Görünüşe bakılırsa Pakistan'ı yönetenler ABD Başkanı Eisenhover "Barış
İçin Atom" planını gündeme getirdikten sonra bu konuyla ilgilenmeye
başlamışlardı. Aralık 1953'te Eisenhover Birleşmiş Milletler Genel Konseyi'nde
Barış İçin Atom Planı'nı açıklamıştı. Bu planın biri ticari ve diğeri de
askeri olmak üzere iki amacı vardı. ABD'nin amacı nükleer teknolojiyi başka
ülkelere satarak ekonomik kazanç sağlarken aynı zamanda bu ülkelerin nükleer
sahadaki her türlü gelişmelerini de gözaltında tutmaktı. Özellikle de gelişmekte
olan ülkelerdeki askeri amaçlı nükleer gelişmeler kontrol altında tutulacaktı.
Eisenhover Barış İçin Atom planını açıklarken aynı zamanda Uluslararası Atom
Enerjisi Ajansı'nın (International Atomic Agency) kurulmasını da teklif etmişti.
Nükleer silahların üretilmesine engel olacak bu ajans Temmuz 1957'de kuruldu.

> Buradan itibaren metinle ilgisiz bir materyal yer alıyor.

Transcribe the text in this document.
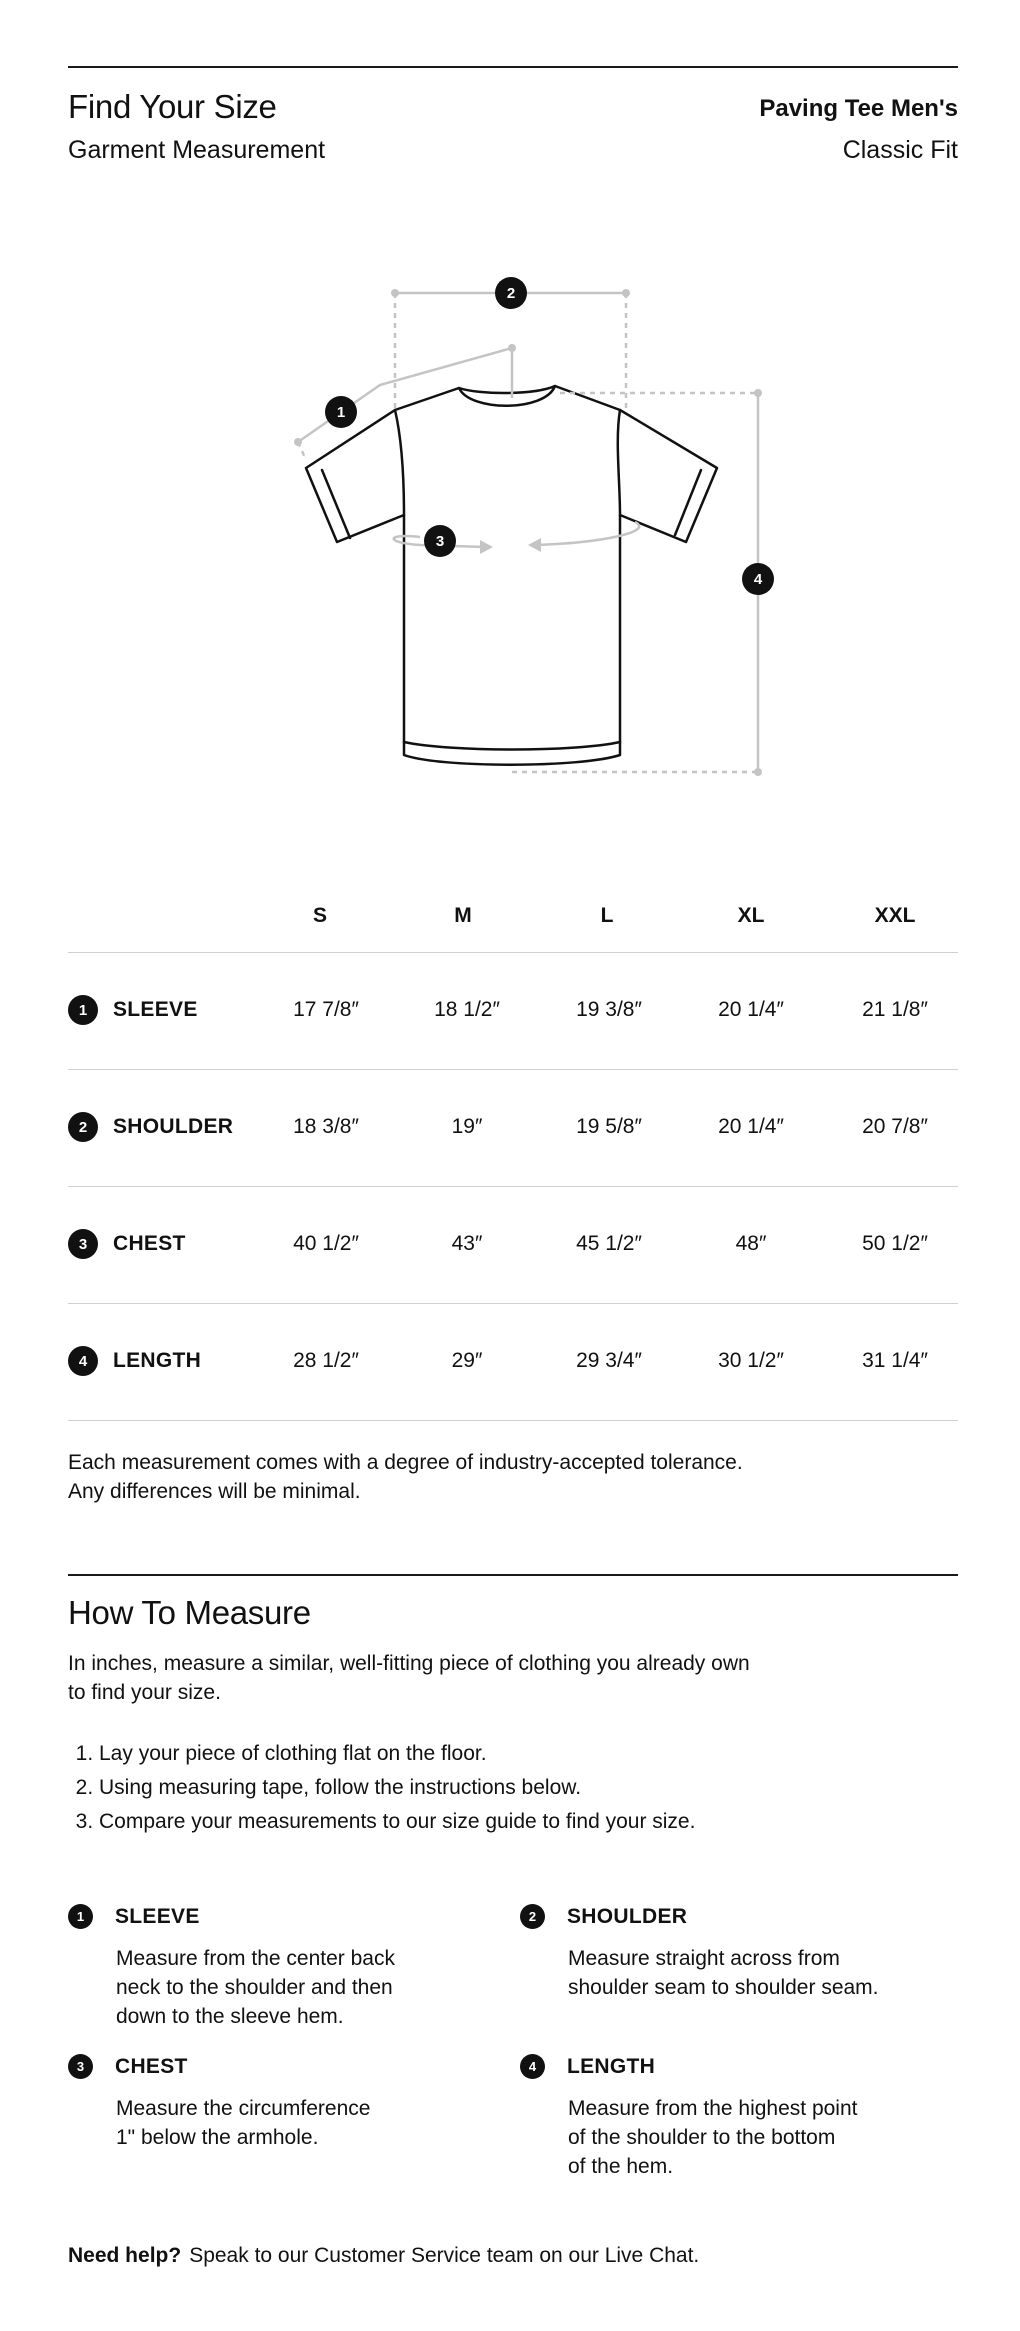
Find Your Size
Garment Measurement
Paving Tee Men's
Classic Fit
2
1
3
4
S	M	L	XL	XXL
1	SLEEVE	17 7/8″	18 1/2″	19 3/8″	20 1/4″	21 1/8″
2	SHOULDER	18 3/8″	19″	19 5/8″	20 1/4″	20 7/8″
3	CHEST	40 1/2″	43″	45 1/2″	48″	50 1/2″
4	LENGTH	28 1/2″	29″	29 3/4″	30 1/2″	31 1/4″
Each measurement comes with a degree of industry-accepted tolerance.
Any differences will be minimal.
How To Measure
In inches, measure a similar, well-fitting piece of clothing you already own
to find your size.
1. Lay your piece of clothing flat on the floor.
2. Using measuring tape, follow the instructions below.
3. Compare your measurements to our size guide to find your size.
1	SLEEVE
Measure from the center back
neck to the shoulder and then
down to the sleeve hem.
2	SHOULDER
Measure straight across from
shoulder seam to shoulder seam.
3	CHEST
Measure the circumference
1" below the armhole.
4	LENGTH
Measure from the highest point
of the shoulder to the bottom
of the hem.
Need help? Speak to our Customer Service team on our Live Chat.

ABD Başkanı'nın ortaya attığı "Atom for prosperity" yani "refah için
atom" düşüncesi Pakistan'da hemen yankı buldu. Ancak Pakistan, nükleer silah
teknolojisi elde etmekten ziyade, zahmetsiz ve çabucak sanayileşerek zengin olmayı
amaçlıyordu. Maalesef bu naif tutum Pakistan'a birçok kıymetli yıllar kaybettirdi.
Atom Enerjisi Komisyonu Başkanı Dr. Nezir Ahmed'in önünde ayrıca siyësi ve
bürokratik engeller de vardı. Komisyon eğitimden başlayarak araştırmaya ve sonra
nükleer reaktör kurulmasına geçmek istiyordu. Büyük çabalardan sonra Dr. Nezir
Ahmed 1957'de araştırma ve eğitim amaçlı bir nükleer reaktör kurulması konusunda
hükümete raporunu sundu ama Maliye Bakanı'nı ikna edemedi. Dr. Nezir ayrıca ABD'yi bu
konuda pek esnek bulmuyordu. Dr. Nezir CP-5 ağır su ile işleyen çok yönlü bir
reaktör istemişti. Ama ABD hafif su ve zenginleştirilmiş uranyum ile işleyen reaktör
teklif ediyordu. Ordu ve Dışişleri Bakanı bu konuda tamamen lakayd idiler. Onlar bu
konunun önemini kavrayamadıkları için Atom Enerjisi Komisyonu Başkanı bürokrasiye
karşı yalnız başına mücadele vermeye mecbur kaldı.